UW-Madison School of Education - Alumni News

School of Education Alumni News

We like to both share what our alumni are up to and share information that may be of interest to our alumni. Please use our online form to send in your news for posting here, in our other alumni publications, and on our "For Alumni" website.

UW-Madison alum Knoester co-authors, ‘Teaching in Themes’

August 20, 2015

UW-Madison alumnus Matthew Knoester is the co-author of a book recently published by Teachers College Press that’s titled, “Teaching in Themes: An Approach to Schoolwide Learning, Creating Community, and Differentiating Instruction.”

Knoester, who earned his Ph.D. from the School of Education’s No. 1-ranked Department of Curriculum and Instruction in 2010, is an assistant professor of education at the University of Evansville.

Teaching in ThemesDeborah Meier, Katherine Clunis D'Andrea and other current and former teachers at the Mission Hill School in Boston also co-authored the book.
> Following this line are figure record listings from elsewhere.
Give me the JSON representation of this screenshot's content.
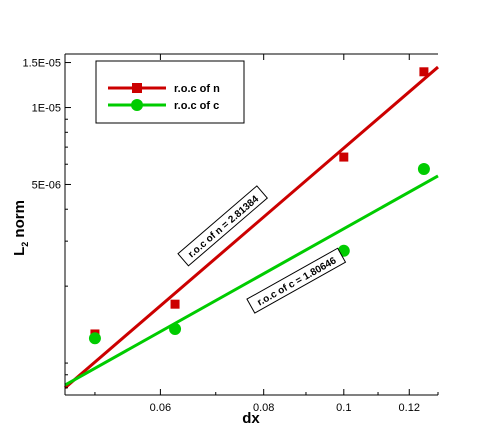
{
  "chart_data": {
    "type": "scatter",
    "title": "",
    "xlabel": "dx",
    "ylabel": {
      "main": "L",
      "sub": "2",
      "rest": " norm"
    },
    "xscale": "log",
    "yscale": "log",
    "xlim": [
      0.046,
      0.13
    ],
    "ylim": [
      7.5e-07,
      1.62e-05
    ],
    "xticks": [
      {
        "value": 0.06,
        "label": "0.06"
      },
      {
        "value": 0.08,
        "label": "0.08"
      },
      {
        "value": 0.1,
        "label": "0.1"
      },
      {
        "value": 0.12,
        "label": "0.12"
      }
    ],
    "yticks": [
      {
        "value": 1.5e-05,
        "label": "1.5E-05"
      },
      {
        "value": 1e-05,
        "label": "1E-05"
      },
      {
        "value": 5e-06,
        "label": "5E-06"
      }
    ],
    "series": [
      {
        "name": "r.o.c of n",
        "color": "#cc0000",
        "marker": "square",
        "points": [
          {
            "x": 0.05,
            "y": 1.3e-06
          },
          {
            "x": 0.0625,
            "y": 1.7e-06
          },
          {
            "x": 0.1,
            "y": 6.4e-06
          },
          {
            "x": 0.125,
            "y": 1.38e-05
          }
        ],
        "fit": {
          "x": [
            0.046,
            0.13
          ],
          "y": [
            8e-07,
            1.44e-05
          ]
        }
      },
      {
        "name": "r.o.c of c",
        "color": "#00cc00",
        "marker": "circle",
        "points": [
          {
            "x": 0.05,
            "y": 1.25e-06
          },
          {
            "x": 0.0625,
            "y": 1.36e-06
          },
          {
            "x": 0.1,
            "y": 2.75e-06
          },
          {
            "x": 0.125,
            "y": 5.75e-06
          }
        ],
        "fit": {
          "x": [
            0.046,
            0.13
          ],
          "y": [
            8.2e-07,
            5.4e-06
          ]
        }
      }
    ],
    "annotations": [
      {
        "text": "r.o.c of n = 2.81384",
        "series": 0,
        "at_x": 0.074
      },
      {
        "text": "r.o.c of c = 1.80646",
        "series": 1,
        "at_x": 0.085
      }
    ],
    "legend": {
      "position": "top-left",
      "entries": [
        "r.o.c of n",
        "r.o.c of c"
      ]
    },
    "grid": false
  }
}
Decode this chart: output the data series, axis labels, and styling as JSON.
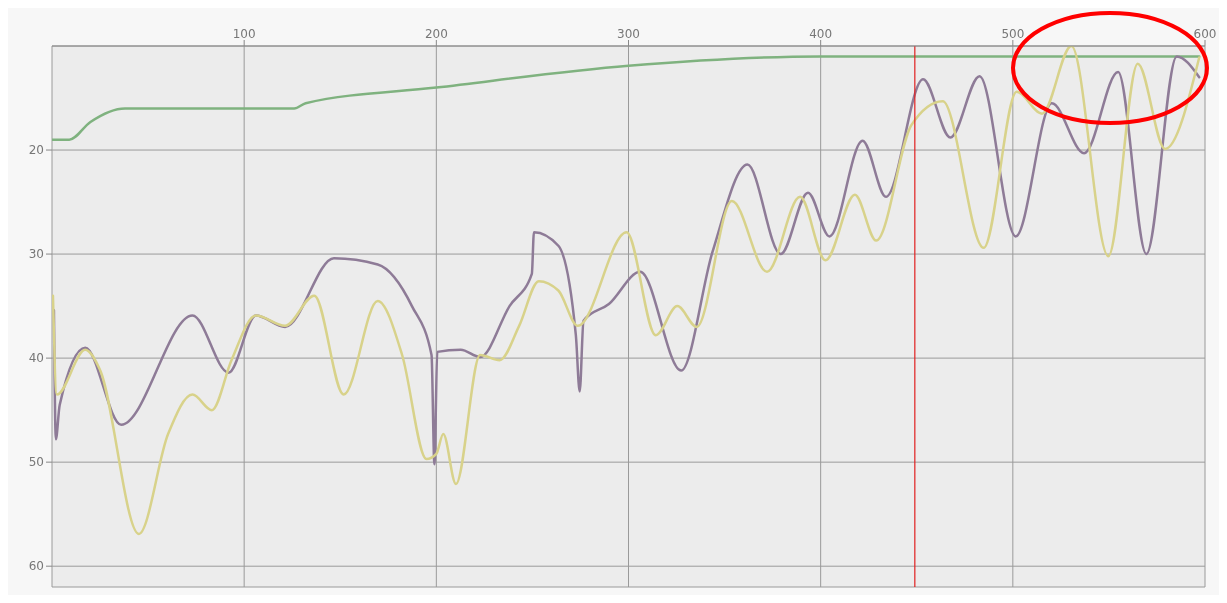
{
  "chart_data": {
    "type": "line",
    "xlim": [
      0,
      600
    ],
    "xticks": [
      100,
      200,
      300,
      400,
      500,
      600
    ],
    "ylim": [
      62,
      10
    ],
    "yticks": [
      20,
      30,
      40,
      50,
      60
    ],
    "grid": true,
    "marker": "none",
    "line_style": "solid",
    "series": [
      {
        "color": "#7fb27f",
        "x": [
          0,
          9,
          20,
          38,
          126,
          132,
          200,
          300,
          400,
          597
        ],
        "values": [
          19,
          19,
          17.3,
          16,
          16,
          15.5,
          14,
          11.9,
          11,
          11
        ]
      },
      {
        "color": "#8e7b97",
        "x": [
          1,
          2,
          4,
          17.3,
          36,
          73.1,
          91.9,
          106.1,
          121.3,
          146.7,
          169.5,
          187.3,
          197.5,
          199,
          200.5,
          212.7,
          222.8,
          238.1,
          249.7,
          250.8,
          263.5,
          272.6,
          274.6,
          276.6,
          289.8,
          306.1,
          327.4,
          343.7,
          361.9,
          379.2,
          393.4,
          404.6,
          421.8,
          434,
          453.3,
          467.5,
          482.7,
          501.5,
          520.3,
          537.1,
          554.8,
          569.5,
          585.3,
          597
        ],
        "values": [
          35.4,
          47.8,
          44.5,
          39,
          46.4,
          35.9,
          41.4,
          35.9,
          37,
          30.4,
          31,
          35,
          39.7,
          50.2,
          39.4,
          39.2,
          39.9,
          35,
          31.9,
          27.9,
          29.2,
          37.8,
          43.2,
          36.4,
          34.8,
          31.7,
          41.2,
          29.8,
          21.4,
          30,
          24.1,
          28.3,
          19.1,
          24.5,
          13.2,
          18.8,
          12.9,
          28.3,
          15.5,
          20.3,
          12.5,
          30,
          11,
          13
        ]
      },
      {
        "color": "#d8d28a",
        "x": [
          0.5,
          2.5,
          17.3,
          24.9,
          45.2,
          60.4,
          73.1,
          83.2,
          93.4,
          106.1,
          121.3,
          136.5,
          151.8,
          169.5,
          182.2,
          194.9,
          200,
          203.6,
          210.2,
          222.8,
          233,
          243.1,
          253.3,
          263.5,
          273.6,
          299,
          314.2,
          325.4,
          335.5,
          353.8,
          372.1,
          389.3,
          402.5,
          417.8,
          428.9,
          447.2,
          463.5,
          484.8,
          502,
          515.2,
          530.5,
          549.7,
          565,
          579.2,
          597
        ],
        "values": [
          34,
          43.5,
          39.2,
          41.1,
          56.9,
          47.3,
          43.5,
          45,
          40.2,
          35.9,
          36.9,
          34,
          43.5,
          34.5,
          39.7,
          49.7,
          49.2,
          47.3,
          52.1,
          39.7,
          40.2,
          36.9,
          32.6,
          33.5,
          36.9,
          27.9,
          37.8,
          35,
          37,
          24.9,
          31.7,
          24.5,
          30.6,
          24.3,
          28.7,
          17.6,
          15.3,
          29.4,
          14.4,
          16.5,
          10,
          30.2,
          11.7,
          19.9,
          11.1
        ]
      }
    ],
    "ref_lines": [
      {
        "axis": "x",
        "value": 449,
        "color": "#e02020"
      }
    ]
  }
}
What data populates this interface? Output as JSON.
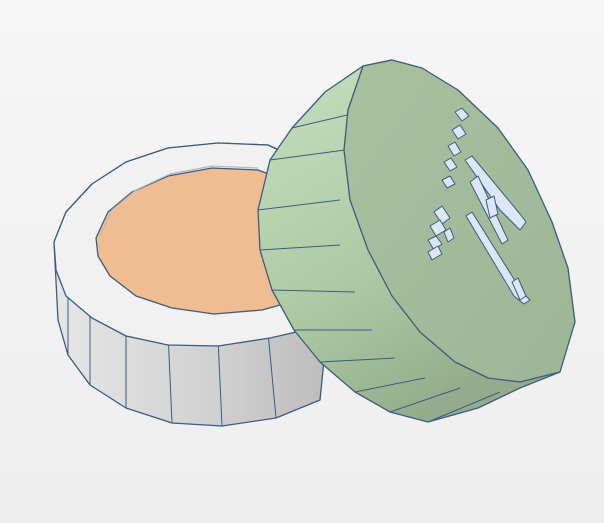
{
  "scene": {
    "objects": [
      {
        "name": "container-base",
        "rim_color": "#f0f0f0",
        "wall_color": "#cfcfcf",
        "fill_color": "#f0bd93"
      },
      {
        "name": "lid",
        "side_color": "#b5d2ad",
        "top_color": "#a2bb99",
        "engraving_color": "#d9e8f5"
      }
    ],
    "edge_color": "#3d5a80",
    "background": "#f2f2f2"
  }
}
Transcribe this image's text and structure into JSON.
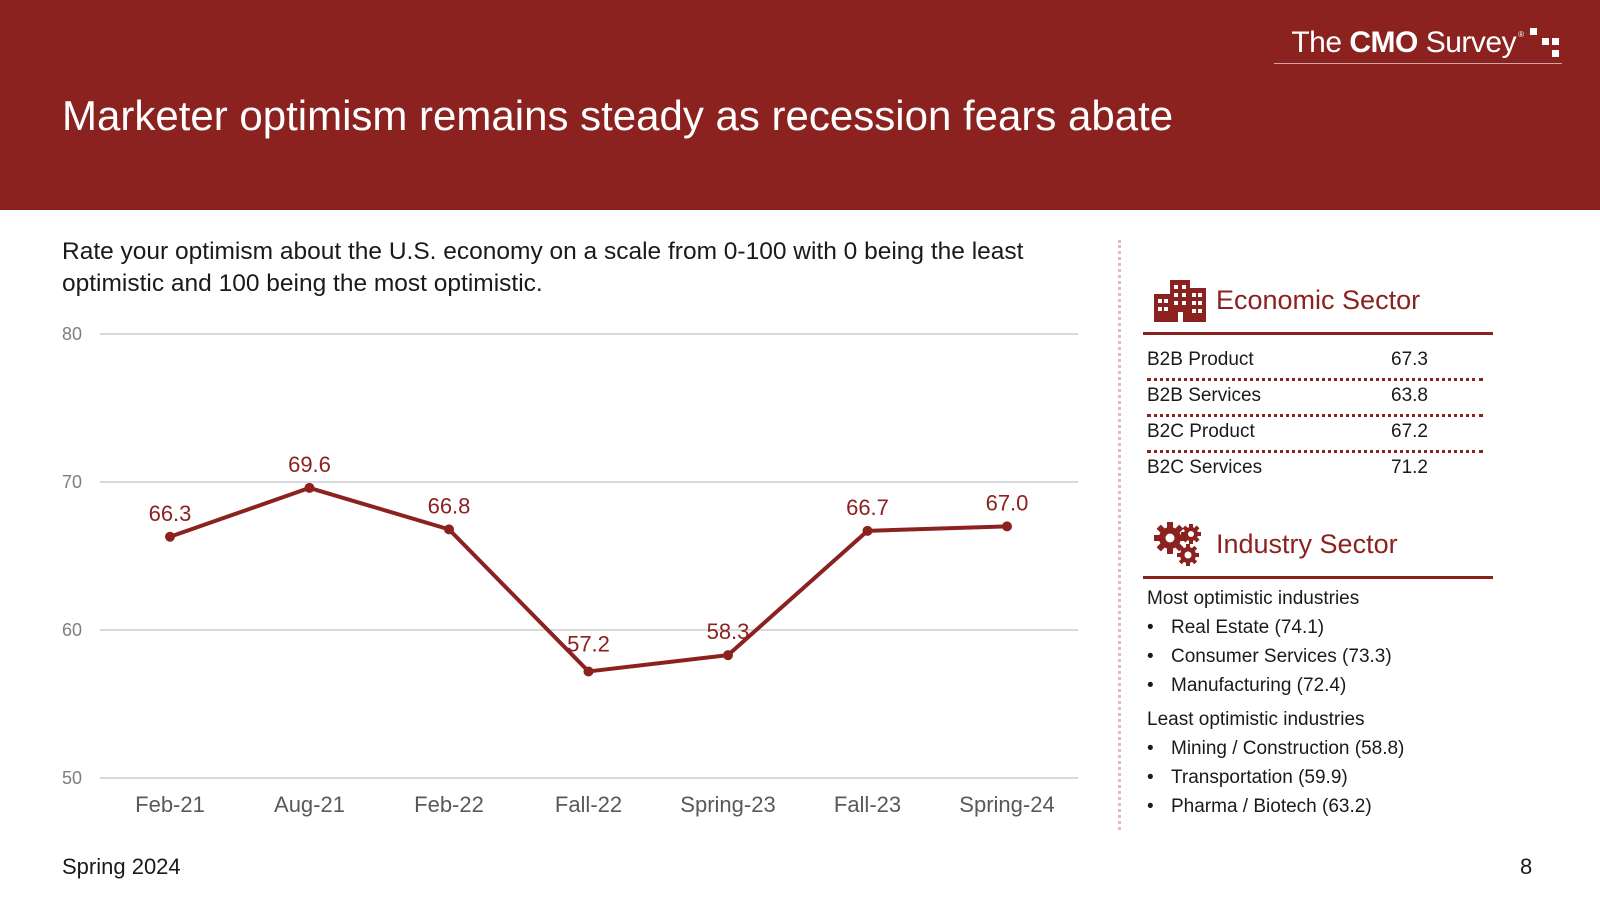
{
  "header": {
    "title": "Marketer optimism remains steady as recession fears abate",
    "logo": {
      "prefix": "The ",
      "bold": "CMO",
      "suffix": " Survey",
      "reg": "®"
    }
  },
  "question": "Rate your optimism about the U.S. economy on a scale from 0-100 with 0 being the least optimistic and 100 being the most optimistic.",
  "chart_data": {
    "type": "line",
    "categories": [
      "Feb-21",
      "Aug-21",
      "Feb-22",
      "Fall-22",
      "Spring-23",
      "Fall-23",
      "Spring-24"
    ],
    "series": [
      {
        "values": [
          66.3,
          69.6,
          66.8,
          57.2,
          58.3,
          66.7,
          67.0
        ],
        "labels": [
          "66.3",
          "69.6",
          "66.8",
          "57.2",
          "58.3",
          "66.7",
          "67.0"
        ]
      }
    ],
    "yticks": [
      "50",
      "60",
      "70",
      "80"
    ],
    "ylim": [
      50,
      80
    ],
    "grid": true,
    "color": "#8b2220"
  },
  "economic": {
    "title": "Economic Sector",
    "icon": "buildings-icon",
    "rows": [
      {
        "name": "B2B Product",
        "value": "67.3"
      },
      {
        "name": "B2B Services",
        "value": "63.8"
      },
      {
        "name": "B2C Product",
        "value": "67.2"
      },
      {
        "name": "B2C Services",
        "value": "71.2"
      }
    ]
  },
  "industry": {
    "title": "Industry Sector",
    "icon": "gears-icon",
    "most_label": "Most optimistic industries",
    "most": [
      "Real Estate (74.1)",
      "Consumer Services (73.3)",
      "Manufacturing (72.4)"
    ],
    "least_label": "Least optimistic industries",
    "least": [
      "Mining / Construction (58.8)",
      "Transportation (59.9)",
      "Pharma / Biotech (63.2)"
    ],
    "bullet": "•"
  },
  "footer": {
    "left": "Spring 2024",
    "page": "8"
  },
  "colors": {
    "brand": "#8b2220",
    "grid": "#d9d9d9",
    "divider": "#e8b8b8"
  }
}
According to a web page promoting the publication, “How do teachers and schools create meaningful learning experiences for students with diverse skills, abilities, and cultures? How can teachers authentically assess the learning of their students and build on their strengths and interests in ways that enrich the larger community? How can schools be turned into places where everyone is learning from each other? These are the big questions that guide the work of teachers at the well-known Mission Hill School in Boston and that are addressed in this book."

It continues: " 'Teaching in Themes' will help schools incorporate a whole-school, theme-based curriculum that engages students across grade levels K–8. The authors provide detailed descriptions of four thematic units: What’s Baking? Learning Together About Bread and Bakeries; The Impact of Nature and Play; The Struggle for Justice: U.S. History Through the Eyes of African-Americans; and Astronomical Inquiries. Readers will see how teachers and students design “emergent inquiries” within the themes and create artwork, music, presentations, and a variety of hands-on learning experiences that support differentiated instruction across the curriculum.”